Does it sound like a fancy name for "HR Manager" or "Internal HR Sofware Developer" just to me? A separate "recruitment engineer" will always be detached from the core product development, he won't be able to understand the actual daily problems and challenges present in the core team, he won't understand its spirit.<p>Yes, you may want to build an internal application to improve the recruitment process, sure - there is always plenty of room here for a change. But does it need a separate engineer? Wouldn't it be a great side project for a few people from the core team? And who would like to become a "recruitment engineer" building some side application of second importance in a company building world-class product?<p>Stripe, you are brilliant as a service (BaaS), why so?
======
gdb
So, as a member of the core team who these days spends most of my time working
on recruiting, I can attest that the role you describe is very much not what
we're hiring for. A recruiting engineer isn't necessarily someone who works
only in the narrow recruiting box (our engineers get to work on the pieces of
Stripe they prefer, but most of us have a primary focus). Instead, it's
someone who is excited about solving recruiting, making it as efficient and
effective as possible, and wants to spend a lot of their time doing so.

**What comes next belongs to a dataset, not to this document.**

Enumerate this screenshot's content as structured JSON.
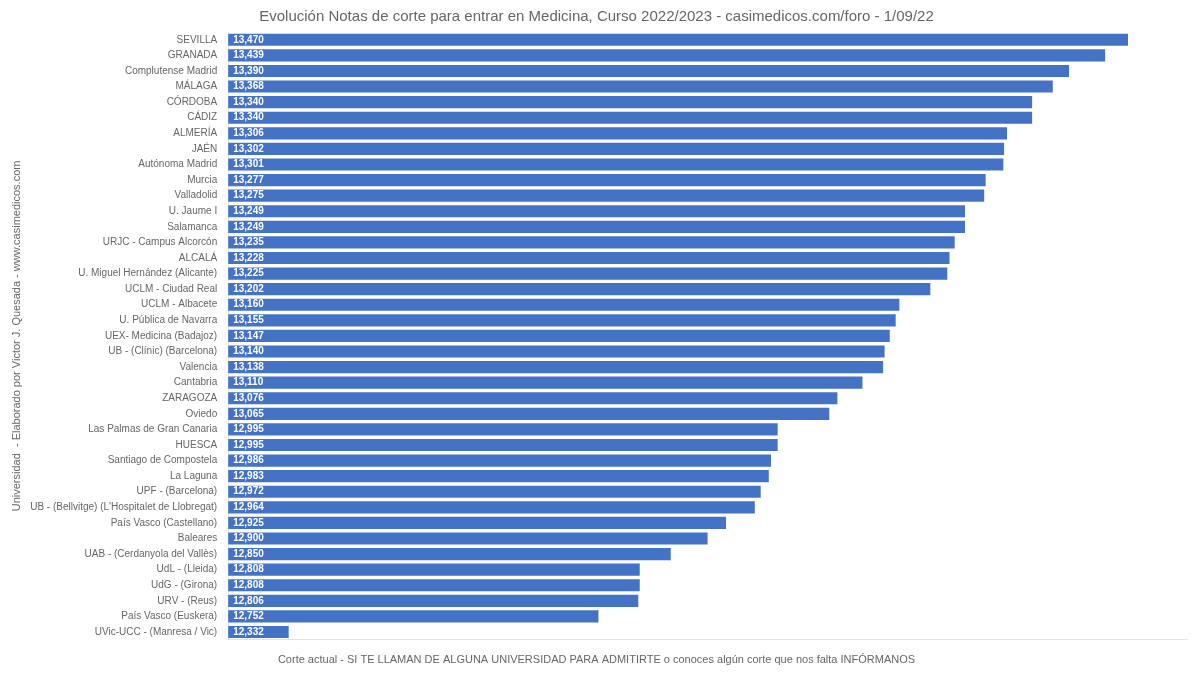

There are a lot of problems in hiring that people have traditionally regarded
as unsolveable, and try to solve by throwing more people at them. It's not
just a matter of building a webapp to schedule candidates. It's about defining
and tracking metrics around the effectiveness of our recruiting process. It's
about building tools and platforms for identifying people we'd like to work
with. (There are entire startups devoted to some of these challenges, cf
Interviewstreet.)

Anyway, I think that above all, anyone working in recruiting at Stripe needs
to be part of the "core team". You're completely correct that someone working
in recruiting who is not part of the core team just wouldn't work out well.
But it's quite possible to be in this role and also be core.

------
zmitri
Perhaps in the same manner that Hackruiter (<http://www.hackruiter.com/>)
works, except it's cheaper if you can get someone to do it internally.

------
coryl
Recruitment engineer probably also means product evangelist. Someone who can
sell the product and be technically competent enough to sell potential hires
on why it would be interesting to join.